I have a problem, trained a model with bert which give around 0.90% on test data and I decide to use it on new data which were not annotated. When running the model, I keep getting the same class output. And I would like to know why ?
Can you help me ?
Hey! Just wanted to state that I am facing the same problem and still don’t know how this is happening. I was working with RoBERTaForSequenceClassification with a binary classification problem and it gave 50% ACC. after 5 epochs. It did not learn anything at all.

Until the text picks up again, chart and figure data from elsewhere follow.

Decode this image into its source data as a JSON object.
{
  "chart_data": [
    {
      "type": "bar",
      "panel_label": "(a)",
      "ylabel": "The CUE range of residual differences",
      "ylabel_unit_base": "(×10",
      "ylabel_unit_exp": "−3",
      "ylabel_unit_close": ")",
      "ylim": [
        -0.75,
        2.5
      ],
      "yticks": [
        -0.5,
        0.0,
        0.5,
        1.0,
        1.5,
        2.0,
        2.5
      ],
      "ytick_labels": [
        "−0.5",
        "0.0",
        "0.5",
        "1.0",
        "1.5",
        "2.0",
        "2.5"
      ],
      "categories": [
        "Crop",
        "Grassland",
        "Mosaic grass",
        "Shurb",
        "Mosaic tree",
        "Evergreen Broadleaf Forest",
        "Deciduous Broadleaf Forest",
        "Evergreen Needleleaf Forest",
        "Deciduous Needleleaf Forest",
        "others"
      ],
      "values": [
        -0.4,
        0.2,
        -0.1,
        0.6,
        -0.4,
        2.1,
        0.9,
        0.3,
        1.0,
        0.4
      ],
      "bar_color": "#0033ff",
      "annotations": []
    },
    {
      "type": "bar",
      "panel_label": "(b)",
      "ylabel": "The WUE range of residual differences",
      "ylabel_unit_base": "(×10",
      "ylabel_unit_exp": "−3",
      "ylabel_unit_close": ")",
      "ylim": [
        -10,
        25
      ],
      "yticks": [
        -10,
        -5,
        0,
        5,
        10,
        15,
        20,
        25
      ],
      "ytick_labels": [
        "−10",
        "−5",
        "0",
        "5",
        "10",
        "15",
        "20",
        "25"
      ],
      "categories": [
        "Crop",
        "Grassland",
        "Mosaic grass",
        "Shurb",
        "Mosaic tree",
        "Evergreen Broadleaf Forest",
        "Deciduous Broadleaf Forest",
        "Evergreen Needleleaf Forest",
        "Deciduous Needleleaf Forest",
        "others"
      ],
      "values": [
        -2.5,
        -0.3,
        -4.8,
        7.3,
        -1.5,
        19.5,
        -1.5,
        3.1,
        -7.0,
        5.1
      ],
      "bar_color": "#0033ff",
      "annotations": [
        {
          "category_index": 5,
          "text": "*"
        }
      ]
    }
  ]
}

Hey @emmakelo, it may be a dataset imbalance. Accuracy is generally not a good metric, check the precision and recall values.
1 Like
Thank you!! I solve the problem. Actually I was not loading correctly the model after training, do not know why ? Now the problem is corrected.
What was the issue when loading it? I think I’m having the same problem. I get exactly the same output from the model no matter what I give it as input.
loaded_model = AutoModelForSequenceClassification.from_pretrained("custom_model")
tokenizer = AutoTokenizer.from_pretrained("roberta-base")
predict_input = tokenizer("Hello world", truncation=True, padding=True, return_tensors="pt")
predictions = model(**predict_input)
I think you need to set a seed before initialising the model.
I tried setting a seed and it worked for a bit, and then it went back to outputting the same thing. Any advice?
Hi, I also have the same problem. I am using Protbert model for protein sequence classification. While training it produces different logits for each train sequences. but for model.eval(), it produces the same logits for each of the sequences in the validation dataset? The same issue for the protT5 model from the huggingface.